Des manifestations se déroulent dans les villes d'Haïti depuis le 7 février 2019 pour demander la démission du président d'Haïti Jovenel Moïse. Les manifestants déclarent que leur objectif est de créer un gouvernement de transition chargé de fournir des programmes sociaux et de poursuivre en justice des responsables présumés corrompus[1] [2]. Au 22 octobre, 77 personnes ont été tuées dans le cadre des manifestations[3].

Événements[modifier | modifier le code]

Contexte[modifier | modifier le code]

Jovenel Moïse, président de la République depuis 2016.

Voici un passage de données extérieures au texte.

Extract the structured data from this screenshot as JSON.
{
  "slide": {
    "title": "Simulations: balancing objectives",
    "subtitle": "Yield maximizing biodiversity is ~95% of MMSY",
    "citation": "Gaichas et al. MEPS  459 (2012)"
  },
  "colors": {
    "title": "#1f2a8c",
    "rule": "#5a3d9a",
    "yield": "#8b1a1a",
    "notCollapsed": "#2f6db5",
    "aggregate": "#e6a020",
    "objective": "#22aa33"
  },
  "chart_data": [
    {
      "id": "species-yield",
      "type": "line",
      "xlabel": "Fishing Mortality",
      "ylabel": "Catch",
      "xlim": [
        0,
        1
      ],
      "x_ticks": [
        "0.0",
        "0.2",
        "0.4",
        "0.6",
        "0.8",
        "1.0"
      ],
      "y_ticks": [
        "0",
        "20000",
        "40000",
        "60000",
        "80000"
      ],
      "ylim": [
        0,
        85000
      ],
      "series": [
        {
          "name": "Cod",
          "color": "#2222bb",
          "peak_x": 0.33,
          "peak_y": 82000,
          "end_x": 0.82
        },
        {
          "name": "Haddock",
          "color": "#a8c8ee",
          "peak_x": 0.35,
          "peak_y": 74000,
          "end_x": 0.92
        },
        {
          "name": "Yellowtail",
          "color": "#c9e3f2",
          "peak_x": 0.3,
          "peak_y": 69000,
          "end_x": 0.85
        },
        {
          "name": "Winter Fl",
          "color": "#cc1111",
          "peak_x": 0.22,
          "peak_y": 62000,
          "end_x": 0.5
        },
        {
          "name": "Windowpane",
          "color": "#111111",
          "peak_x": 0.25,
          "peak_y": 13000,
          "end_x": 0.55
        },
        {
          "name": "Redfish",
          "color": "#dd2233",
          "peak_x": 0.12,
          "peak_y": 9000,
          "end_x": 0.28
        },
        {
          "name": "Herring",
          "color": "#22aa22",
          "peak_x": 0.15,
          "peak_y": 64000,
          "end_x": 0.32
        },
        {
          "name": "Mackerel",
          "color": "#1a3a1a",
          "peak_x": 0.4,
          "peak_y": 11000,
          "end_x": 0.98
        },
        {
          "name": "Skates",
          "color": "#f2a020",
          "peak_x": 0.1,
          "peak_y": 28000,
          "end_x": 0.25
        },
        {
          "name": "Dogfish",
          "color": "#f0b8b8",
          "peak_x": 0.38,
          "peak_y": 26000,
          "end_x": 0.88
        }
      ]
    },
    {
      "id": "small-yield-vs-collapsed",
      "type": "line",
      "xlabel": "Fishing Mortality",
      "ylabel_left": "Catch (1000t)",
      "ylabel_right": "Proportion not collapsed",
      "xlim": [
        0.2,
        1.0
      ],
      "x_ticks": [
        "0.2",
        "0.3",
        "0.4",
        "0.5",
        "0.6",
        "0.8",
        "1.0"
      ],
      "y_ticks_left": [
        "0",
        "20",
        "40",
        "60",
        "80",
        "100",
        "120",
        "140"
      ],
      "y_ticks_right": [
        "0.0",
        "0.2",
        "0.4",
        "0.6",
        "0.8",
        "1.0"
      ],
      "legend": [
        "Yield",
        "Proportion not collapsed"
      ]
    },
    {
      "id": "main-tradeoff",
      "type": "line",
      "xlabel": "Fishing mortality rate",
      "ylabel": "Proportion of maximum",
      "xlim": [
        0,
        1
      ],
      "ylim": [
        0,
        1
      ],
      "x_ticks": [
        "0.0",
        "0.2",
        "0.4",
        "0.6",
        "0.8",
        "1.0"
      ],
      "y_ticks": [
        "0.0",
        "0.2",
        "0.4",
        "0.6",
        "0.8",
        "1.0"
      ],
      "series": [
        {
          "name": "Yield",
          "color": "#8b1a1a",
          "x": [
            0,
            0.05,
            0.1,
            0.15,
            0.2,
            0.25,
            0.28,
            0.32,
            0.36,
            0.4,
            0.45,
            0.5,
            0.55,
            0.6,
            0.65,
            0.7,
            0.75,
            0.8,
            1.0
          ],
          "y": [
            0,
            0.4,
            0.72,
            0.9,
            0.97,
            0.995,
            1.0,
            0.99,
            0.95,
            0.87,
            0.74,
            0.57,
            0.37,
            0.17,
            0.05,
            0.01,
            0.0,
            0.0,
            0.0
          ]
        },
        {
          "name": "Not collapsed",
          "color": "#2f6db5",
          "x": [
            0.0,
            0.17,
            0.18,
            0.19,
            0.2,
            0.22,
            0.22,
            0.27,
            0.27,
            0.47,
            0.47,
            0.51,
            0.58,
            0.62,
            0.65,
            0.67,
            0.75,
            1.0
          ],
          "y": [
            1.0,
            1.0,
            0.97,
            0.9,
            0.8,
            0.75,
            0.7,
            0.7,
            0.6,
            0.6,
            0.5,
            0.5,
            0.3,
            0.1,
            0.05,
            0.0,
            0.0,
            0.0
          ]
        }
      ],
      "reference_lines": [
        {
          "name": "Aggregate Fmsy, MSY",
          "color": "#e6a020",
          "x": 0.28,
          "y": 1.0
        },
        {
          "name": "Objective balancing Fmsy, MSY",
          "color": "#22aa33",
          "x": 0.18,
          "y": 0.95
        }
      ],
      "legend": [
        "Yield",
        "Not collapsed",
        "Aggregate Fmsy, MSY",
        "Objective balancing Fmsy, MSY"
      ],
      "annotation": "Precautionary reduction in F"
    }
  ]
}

Les protestations ont commencé à la suite de rapports de tribunaux selon lesquels de hauts responsables du gouvernement haïtien auraient utilisé frauduleusement jusqu'à 3,8 milliards de dollars d'emprunts du programme vénézuélien Petrocaribe et que le président Jovenel Moïse serait impliqué dans des affaires de corruption (de même que quinze anciens ministres et hauts fonctionnaires, dont deux ex-chefs du gouvernement) [4][5][6]. Des entreprises de Jovenel Moïse sont épinglées comme étant « au cœur d’un stratagème de détournement de fonds[7] ».

Les problèmes économiques, notamment l'augmentation du coût de la vie, ont également alimenté les manifestations dans le pays[5]. Près d’un quart de la population est affectée par l'insécurité alimentaire et la situation sanitaire tend à se détériorer en raison de la pénurie d’essence, rendant les hôpitaux sont de moins en moins opérationnels[3].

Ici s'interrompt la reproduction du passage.